St. Hubert. Die Ereignisse des 23. Juli 2011 haben das Leben von Günter P. (Name der Redaktion bekannt) auf den Kopf gestellt. An diesem Tag wollte der Rentner mit seiner Frau in den Urlaub starten. In der Küche der Wohnung an der Hunsbrückstraße in St. Hubert erledigten die beiden ihre letzten Reisevorbereitungen. Kurze Zeit später standen sechs Polizeibeamte vor dem Mehrfamilienhaus. Der Vorwurf gegen P.: Er soll zwei Kinder von seinem Fenster aus mit einer Waffe bedroht haben.
„Dieser Vorwurf ist so ungeheuerlich. So etwas käme mir nie in den Sinn“, sagt der St. Huberter im November 2012. Kurz nachdem der Fall „endlich“ vor dem Kempener Amtsgericht geklärt wurde und juristisch einwandfrei feststeht, dass sich der 67-Jährige nichts hat zu Schulden kommen lassen.

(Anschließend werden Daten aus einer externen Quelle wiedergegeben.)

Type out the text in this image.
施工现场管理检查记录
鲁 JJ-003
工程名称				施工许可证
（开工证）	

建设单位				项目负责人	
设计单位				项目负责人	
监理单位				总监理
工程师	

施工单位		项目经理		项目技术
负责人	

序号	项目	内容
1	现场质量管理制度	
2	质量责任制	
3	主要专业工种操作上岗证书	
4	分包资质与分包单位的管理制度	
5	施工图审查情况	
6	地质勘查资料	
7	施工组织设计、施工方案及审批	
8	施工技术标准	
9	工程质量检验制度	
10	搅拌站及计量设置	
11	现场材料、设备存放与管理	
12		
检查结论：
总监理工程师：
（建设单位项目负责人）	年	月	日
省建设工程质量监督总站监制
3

Und wie kam es zu diesem Vorwurf? „Entstanden ist das aus einem Nachbarschaftsstreit“, erzählt der frühere Lkw-Fahrer. Die Kinder, die er angeblich mit einer Waffe bedroht hat, gehören zu zwei Familien, die damals ebenfalls an der Hunsbrückstraße wohnten. Eine der Familien sei inzwischen weggezogen. Über Monate habe sich ein Streit mit den Familien entwickelt. Nach einigen Ruhestörungen und anderen Streitigkeiten hätten Beleidigungen aus Richtung dieser Familien zur Tagesordnung gehört. Auch andere Nachbarn seien „permanent beleidigt und bedroht“ worden. „Das war die Hölle“, so P. „Mit dem Höhepunkt, dass ich auf die Kinder gezielt haben soll.“
Am besagten 23. Juli 2011 schaute Günter P. aus dem Fenster und sah die beiden Kinder auf der Straße — „das war völlig harmlos“, so der Rentner. Später jedoch sagten der Junge (12) und das Mädchen (9) aus, dass der Nachbar sie angegrinst habe, um kurz darauf eine Schusswaffe zu holen und mit dieser auf sie zu zielen. „Warum sollte ich denn so etwas tun?“, fragt sich der Vater und Großvater noch heute. Die Eltern der Kinder hätten sich den Vorfall nur ausgedacht, um ihm zu schaden.
„Sie wissen, dass ich im Besitz von Waffen bin“, so der Sportschütze. Diese seien aber alle ordnungsgemäß angemeldet und aufgehoben. Das habe ihm die Polizei auch noch vor Ort bestätigt. Trotzdem nahmen die Beamten die Waffen mit. „Schließlich mussten sie diesem Vorwurf ja nachgehen“, so der 67-Jährige.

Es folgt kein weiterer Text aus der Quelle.